Gestala, a pioneering biotech startup headquartered in Chengdu, is disrupting the brain-computer interface (BCI) landscape by utilizing high-frequency ultrasound to interact with the human brain without surgical intervention. Led by CEO Phoenix Peng, the firm aims to transition ultrasound from a diagnostic tool into a powerful therapeutic platform capable of modulating neural activity and eventually “reading” brain states through the skull.
A Strategic Shift in Neural Modulation
The emergence of Gestala follows a surge of high-level interest in non-invasive neural tech, most notably highlighted by OpenAI’s recent investment in Merge Labs. While traditional ultrasound is a clinical staple for fetal monitoring and organ imaging, Gestala leverages focused sound waves to target deep brain structures. This method offers a non-surgical alternative to electrode implants, with the potential to treat chronic pain, depression, and neurological disorders by precisely stimulating areas like the anterior cingulate cortex—a region vital to the emotional processing of pain.
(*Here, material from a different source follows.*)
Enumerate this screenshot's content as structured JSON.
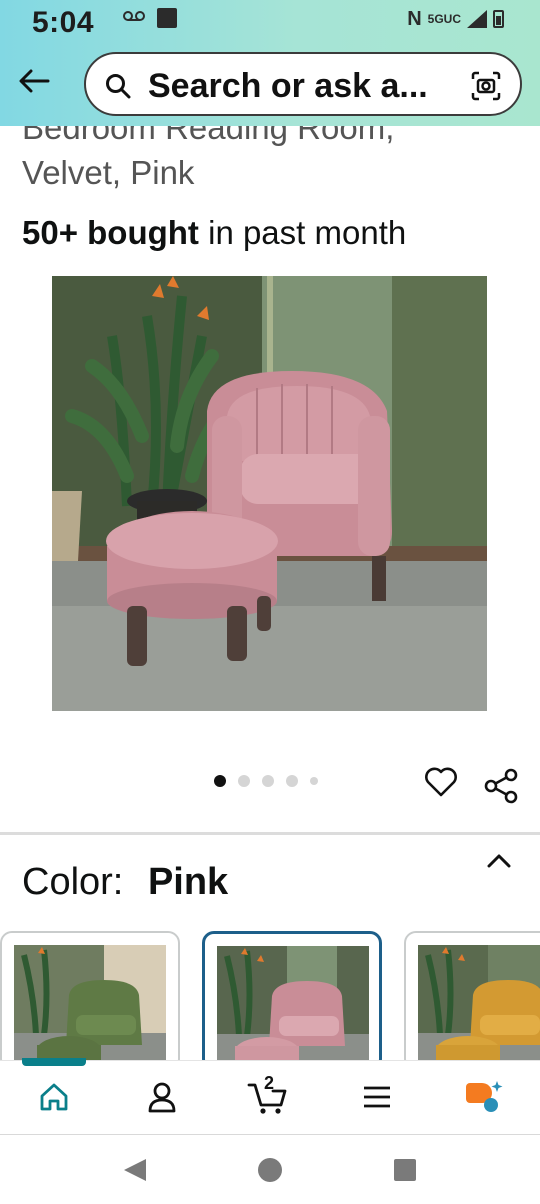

From Clinical Benchtops to Home-Based Wearables
Gestala’s development roadmap features a two-tier hardware strategy. The initial phase involves a stationary benchtop machine designed for clinical use, where patients receive targeted treatments under medical supervision. Pilot studies indicate that stimulating specific neural pathways can reduce chronic pain intensity for up to seven days. The company’s second-generation vision, however, is far more ambitious: a wearable helmet that allows patients to manage conditions such as Alzheimer’s, stroke rehabilitation, and sleep disorders from their own homes under remote physician guidance.
Decoding the Brain via Hemodynamics
Unlike Neuralink, which captures the rapid electrical firing of neurons, Gestala’s interface monitors changes in cerebral blood flow. Peng, the former CEO of the implant-focused firm NeuroXess, argues that ultrasound provides a more comprehensive perspective of brain activity. “Electrical BCIs typically record from localized areas like the motor cortex,” Peng explained. “Ultrasound appears to offer the capability to access the entire brain.” This holistic approach is reflected in the company’s name, derived from Gestalt psychology, emphasizing that the integrated function of the brain is greater than its individual parts.
Overcoming the Biological Barrier: The Skull Challenge
Despite the transformative potential, significant engineering hurdles persist. Maximilian Riesenhuber, a professor of neuroscience at Georgetown University, points out that the human skull naturally distorts and weakens ultrasound signals. Historically, high-fidelity neural reading via ultrasound has required “cranial windows”—removing a piece of bone to allow waves to pass through. Furthermore, because blood flow shifts are slower than electrical impulses, ultrasound may face latency issues in applications requiring real-time speed, such as speech synthesis or direct interaction with AI models.
While competitors like Merge Labs explore the frontiers of human “enhancement” and AI-human connection, Gestala remains rooted in clinical restoration. The company’s primary objective is to stabilize neural functions and provide a non-invasive lifeline for those suffering from debilitating mental and physical conditions, rather than seeking to augment healthy human capabilities.